Sirenomelia is rare, estimated to occur once in every 60,000 births. While the exact incidence in different populations is not known, sirenomelia has been reported in a variety of ethnic groups around the world. It is known to be more common in twin pregnancies and in babies born to mothers with diabetes mellitus.

Signs and symptoms

Abnormalities associated with sirenomelia include:

  • absence of the kidneys or malformed nonfunctioning kidneys
  • blind ending colon and imperforate anus
  • Small, absent, fused, or poorly formed pelvic bones
  • small, absent, or poorly formed internal and external genitalia
  • fusion of the lower limbs along the inner leg, from skin only to complete fusion with the appearance of only one leg
  • death from underdeveloped and immature lungs caused by oligohydramnios
  • birth defects in the upper body sometimes occur and include abnormalities in the heart, lungs, arms, spine, and brain


The diagnosis is obvious at birth on examination of a baby, but prenatal diagnosis often occurs in the second trimester (weeks 13 through 26 of a pregnancy) by an ultrasound.

Treatment and management

Babies born alive with functioning kidneys may survive with appropriate surgical management. Operations to reconstruct the urinary and gastrointestinal outlet tracts are almost always needed. Other procedures and treatments depend of the extent of other birth defects. It appears that if a baby does survive, he or she will not have any mental delays.
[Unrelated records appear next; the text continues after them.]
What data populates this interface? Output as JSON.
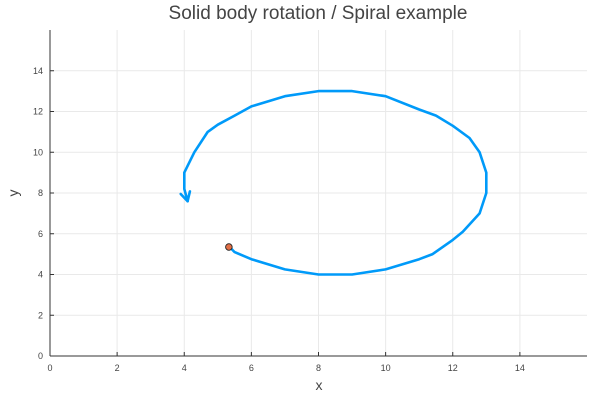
{
  "chart_data": {
    "type": "line",
    "title": "Solid body rotation / Spiral example",
    "xlabel": "x",
    "ylabel": "y",
    "xlim": [
      0,
      16
    ],
    "ylim": [
      0,
      16
    ],
    "xticks": [
      0,
      2,
      4,
      6,
      8,
      10,
      12,
      14
    ],
    "yticks": [
      0,
      2,
      4,
      6,
      8,
      10,
      12,
      14
    ],
    "grid": true,
    "series": [
      {
        "color": "#009af9",
        "x": [
          5.35,
          5.5,
          6.0,
          7.0,
          8.0,
          9.0,
          10.0,
          11.0,
          11.4,
          12.0,
          12.3,
          12.8,
          13.0,
          13.0,
          12.8,
          12.5,
          12.0,
          11.5,
          11.0,
          10.0,
          9.0,
          8.0,
          7.0,
          6.0,
          5.5,
          5.0,
          4.7,
          4.3,
          4.0,
          4.0,
          4.1
        ],
        "y": [
          5.35,
          5.1,
          4.75,
          4.25,
          4.0,
          4.0,
          4.25,
          4.75,
          5.0,
          5.7,
          6.1,
          7.0,
          8.0,
          9.0,
          10.0,
          10.7,
          11.3,
          11.8,
          12.1,
          12.75,
          13.0,
          13.0,
          12.75,
          12.25,
          11.8,
          11.35,
          11.0,
          10.0,
          9.0,
          8.2,
          7.6
        ],
        "arrow_end": true
      }
    ],
    "markers": [
      {
        "x": 5.33,
        "y": 5.35,
        "color": "#e26f46"
      }
    ]
  }
}
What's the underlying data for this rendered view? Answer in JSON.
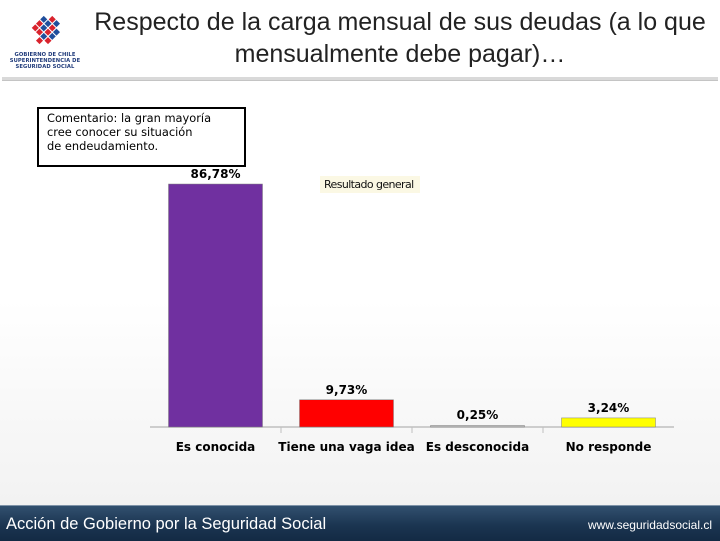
{
  "header": {
    "title": "Respecto de la carga mensual de sus deudas (a lo que mensualmente debe pagar)…",
    "logo": {
      "icon": "government-star-emblem",
      "lines": [
        "GOBIERNO DE CHILE",
        "SUPERINTENDENCIA DE",
        "SEGURIDAD SOCIAL"
      ]
    }
  },
  "comment": {
    "lines": [
      "Comentario: la gran mayoría",
      "cree conocer su situación",
      "de endeudamiento."
    ]
  },
  "legend_label": "Resultado general",
  "chart_data": {
    "type": "bar",
    "title": "Resultado general",
    "categories": [
      "Es conocida",
      "Tiene una vaga idea",
      "Es desconocida",
      "No responde"
    ],
    "values": [
      86.78,
      9.73,
      0.25,
      3.24
    ],
    "labels": [
      "86,78%",
      "9,73%",
      "0,25%",
      "3,24%"
    ],
    "colors": [
      "#7030a0",
      "#ff0000",
      "#c0c0c0",
      "#ffff00"
    ],
    "xlabel": "",
    "ylabel": "",
    "ylim": [
      0,
      100
    ],
    "grid": false
  },
  "footer": {
    "left": "Acción de Gobierno por la Seguridad Social",
    "right": "www.seguridadsocial.cl"
  }
}
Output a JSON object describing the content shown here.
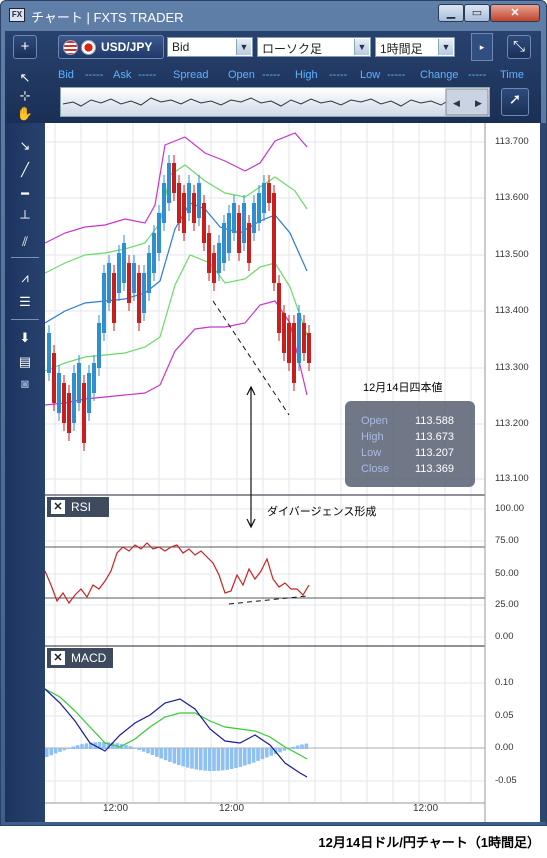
{
  "window": {
    "title": "チャート | FXTS TRADER",
    "icon_text": "FX"
  },
  "toolbar": {
    "add_symbol": "+",
    "symbol": "USD/JPY",
    "price_type": "Bid",
    "chart_type": "ローソク足",
    "timeframe": "1時間足",
    "quote_labels": [
      {
        "label": "Bid",
        "value": "-----"
      },
      {
        "label": "Ask",
        "value": "-----"
      },
      {
        "label": "Spread",
        "value": ""
      },
      {
        "label": "Open",
        "value": "-----"
      },
      {
        "label": "High",
        "value": "-----"
      },
      {
        "label": "Low",
        "value": "-----"
      },
      {
        "label": "Change",
        "value": "-----"
      },
      {
        "label": "Time",
        "value": ""
      }
    ]
  },
  "icons": [
    "cursor-icon",
    "crosshair-icon",
    "hand-icon",
    "line-tool-icon",
    "trendline-icon",
    "horizontal-line-icon",
    "vertical-line-icon",
    "channel-icon",
    "fibonacci-icon",
    "fib-retracement-icon",
    "download-icon",
    "list-icon",
    "camera-icon"
  ],
  "colors": {
    "candle_up": "#2f8fd0",
    "candle_down": "#c81e1e",
    "bollinger_outer": "#cc33cc",
    "bollinger_inner": "#66dd66",
    "moving_average": "#2a7bd8",
    "rsi_line": "#cc2222",
    "macd_line": "#1a1aa0",
    "signal_line": "#33cc33",
    "macd_histogram": "#8ec0f0"
  },
  "price_axis": [
    "113.700",
    "113.600",
    "113.500",
    "113.400",
    "113.300",
    "113.200",
    "113.100"
  ],
  "time_axis": [
    "12:00",
    "12:00",
    "12:00"
  ],
  "annotations": {
    "ohlc_title": "12月14日四本値",
    "divergence": "ダイバージェンス形成"
  },
  "ohlc": [
    {
      "label": "Open",
      "value": "113.588"
    },
    {
      "label": "High",
      "value": "113.673"
    },
    {
      "label": "Low",
      "value": "113.207"
    },
    {
      "label": "Close",
      "value": "113.369"
    }
  ],
  "rsi": {
    "label": "RSI",
    "axis": [
      "100.00",
      "75.00",
      "50.00",
      "25.00",
      "0.00"
    ],
    "levels": [
      70,
      30
    ]
  },
  "macd": {
    "label": "MACD",
    "axis": [
      "0.10",
      "0.05",
      "0.00",
      "-0.05"
    ]
  },
  "caption": "12月14日ドル/円チャート（1時間足）"
}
Because of the birth defects involving the gastrointestinal tract and kidneys, sirenomelia is almost always fatal. About 50% of babies are stillborn (the baby has died before delivery) and 50% are live-born with survival lasting a few minutes to a few days. There have been at least two reported cases of sirenomelia that have survived beyond the first month of life. These infants had normal functioning kidneys during their development.



De Silva, M.V., and W.D. Lakshman. "Sirenomelia Sequence (Mermaid Syndrome)." Ceylon Medical Journal 44 (March 1999): 34-5.

Stevenson, Roger E., et al. "Vascular Steal: The Pathogenic Mechanism Producing Sirenomelia and Associated Defects of the Viscera and Soft Tissues." Pediatrics 78 (September 1986): 451-457.

Stocker, J.T., and S.A. Heifetz. "Sirenomelia. A Morphological Study of 33 Cases and Review of the Literature." Pespectives in Pediatric Pathology 10 (1987): 7-50.

Valenzano, M., et al. "Sirenomelia: Pathological Features, Antenatal Ultrasonographic Clues, and a Review of the Current Embryogenic Theories." Human Reproductive Update 5 (January-February 1999): 82-6.